Thanks for the answer! 

 

Maybe thats why i was seeing strange results on the Altera Monitor. The example i was using was with one 16 register and when I was modifying the memory of the register i was seeing the data being copied to the other 16 bits too. Maybe that had to do with 32bit accessing. 

 

Anyway my application will be as follows: 

 

I need to have 16 (data bidirectional pins) + 5 (address bidirectional pins) + 1 (interrupt output pin) + 1 (transfer clock input pin) = 23 pinouts out of the FPGA and I want to make a state-machine master component that will manage the tranfers in and out of the FPGA and a memory like block (shall i use on chip memory or make my own registers?). 

 

EDIT: I will not be using the NIOS II processor! 

 

The state machine component will be as follows: 

Using the interrupt pin (INT goes LOW) the state machine will initiate read transaction from an external (out of the FPGA) chip and the chip will use its clock (rising and falling edges) to transmit parallel data to the FPGA by placing the address it wants into the address pins and the 16bit data it wants to the datapins. 

 

Analogously when the state machine makes the INT go HIGH then a write transaction is initiated and the external chip puts the address on the address pins and the state machine puts the data on the data pins.
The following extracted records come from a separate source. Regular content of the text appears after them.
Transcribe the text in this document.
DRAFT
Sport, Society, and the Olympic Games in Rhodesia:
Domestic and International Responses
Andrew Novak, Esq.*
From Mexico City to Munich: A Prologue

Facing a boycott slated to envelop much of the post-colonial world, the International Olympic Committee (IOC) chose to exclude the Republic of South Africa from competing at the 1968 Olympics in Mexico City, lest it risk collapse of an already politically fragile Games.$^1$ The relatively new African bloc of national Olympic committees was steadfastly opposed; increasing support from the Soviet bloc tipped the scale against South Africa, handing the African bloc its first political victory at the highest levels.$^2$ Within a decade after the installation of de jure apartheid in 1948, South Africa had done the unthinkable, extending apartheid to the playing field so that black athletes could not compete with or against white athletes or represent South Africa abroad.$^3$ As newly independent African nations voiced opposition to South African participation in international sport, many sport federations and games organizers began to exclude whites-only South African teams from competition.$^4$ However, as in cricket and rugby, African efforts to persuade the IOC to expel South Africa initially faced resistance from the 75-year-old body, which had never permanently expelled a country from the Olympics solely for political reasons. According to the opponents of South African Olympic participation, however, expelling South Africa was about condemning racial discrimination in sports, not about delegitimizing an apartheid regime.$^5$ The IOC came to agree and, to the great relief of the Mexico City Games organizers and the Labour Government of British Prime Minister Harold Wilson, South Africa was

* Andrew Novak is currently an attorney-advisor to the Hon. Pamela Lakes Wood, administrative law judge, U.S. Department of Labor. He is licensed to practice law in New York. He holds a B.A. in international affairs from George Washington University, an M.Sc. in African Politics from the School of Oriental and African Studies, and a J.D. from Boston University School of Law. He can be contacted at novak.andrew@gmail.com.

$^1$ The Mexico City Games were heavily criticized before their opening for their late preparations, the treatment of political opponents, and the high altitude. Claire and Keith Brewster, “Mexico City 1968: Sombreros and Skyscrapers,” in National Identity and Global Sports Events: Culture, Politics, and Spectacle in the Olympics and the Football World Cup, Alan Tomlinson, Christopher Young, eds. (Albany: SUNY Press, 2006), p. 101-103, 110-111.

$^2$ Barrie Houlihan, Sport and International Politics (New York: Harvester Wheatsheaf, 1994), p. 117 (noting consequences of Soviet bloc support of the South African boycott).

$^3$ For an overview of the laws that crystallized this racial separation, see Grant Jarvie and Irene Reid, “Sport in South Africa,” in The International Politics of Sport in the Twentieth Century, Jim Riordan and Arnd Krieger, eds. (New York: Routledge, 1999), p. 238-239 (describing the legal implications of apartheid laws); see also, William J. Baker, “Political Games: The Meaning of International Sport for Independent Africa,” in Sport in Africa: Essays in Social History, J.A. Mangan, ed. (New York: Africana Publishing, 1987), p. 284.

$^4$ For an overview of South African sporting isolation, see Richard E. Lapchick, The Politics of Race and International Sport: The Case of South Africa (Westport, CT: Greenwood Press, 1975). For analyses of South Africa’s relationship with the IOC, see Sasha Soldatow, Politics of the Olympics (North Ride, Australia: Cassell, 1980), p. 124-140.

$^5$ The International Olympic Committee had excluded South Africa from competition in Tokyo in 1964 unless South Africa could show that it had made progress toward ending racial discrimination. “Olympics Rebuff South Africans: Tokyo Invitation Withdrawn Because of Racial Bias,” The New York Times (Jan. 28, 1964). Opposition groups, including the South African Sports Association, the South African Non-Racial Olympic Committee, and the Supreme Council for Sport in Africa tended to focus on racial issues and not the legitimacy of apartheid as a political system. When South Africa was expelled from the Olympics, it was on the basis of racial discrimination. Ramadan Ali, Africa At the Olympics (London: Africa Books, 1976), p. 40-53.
Again the write transactions are synchronized with the external chip clock (which is much slower than the FPGA clock) 

 

To sum up this state machine has to write to the 32x16bit register (or memory) when it reads data from the external chip and and read data from the other 32x16bit register (or memory) when it writes data to the external chip. 

 

An issue is that the FPGA data pins are bidirectional (how do i accomplish tht with VHDL) 

 

The system is illustrated below 

 

https://www.alteraforum.com/forum/attachment.php?attachmentid=7254

It shouldn't be a lot of trouble to implement. Just remember that all inputs to your state machine must be properly synchronized. I particular all the signals coming from outside the FPGA will need to be fed to several registers in series. If you don't see what I'm talking about, google "clock domain crossing". 

As for the bidirectional pins, they need to be defined as "inout" ports in the VHDL code, and then you can read or write them. To use a pin as an output just write a '0' or a '1' to it, and to use it as an input, write 'Z' to it (high impedance) and read its value.

Thanks a lot! 

 

Basically the external clock is not really a clock it is something like a slow interrupt signal where in its rising and falling edge a transfer will be made. So i just need to check with my much faster FPGA clock whether this clock signal went HIGH or LOW and initiate a read or write transfer with the external chip. Since my state machine master component will be rising edge and reset synchronized why should I use a register for this input?

Also I forgot to say (after seeing a clock domain crossing article) that i do not have access to the external chip clock so i cannot latch this clock-interrupt signal. The name clock confuses a little bit but as i said it is not the external device's clock but just a signal that triggers (with its rising and falling edge) read and write transfers. 

 

Also another question! Since I am not using the Nios II, can I use multiple masters acting upon the custom register components?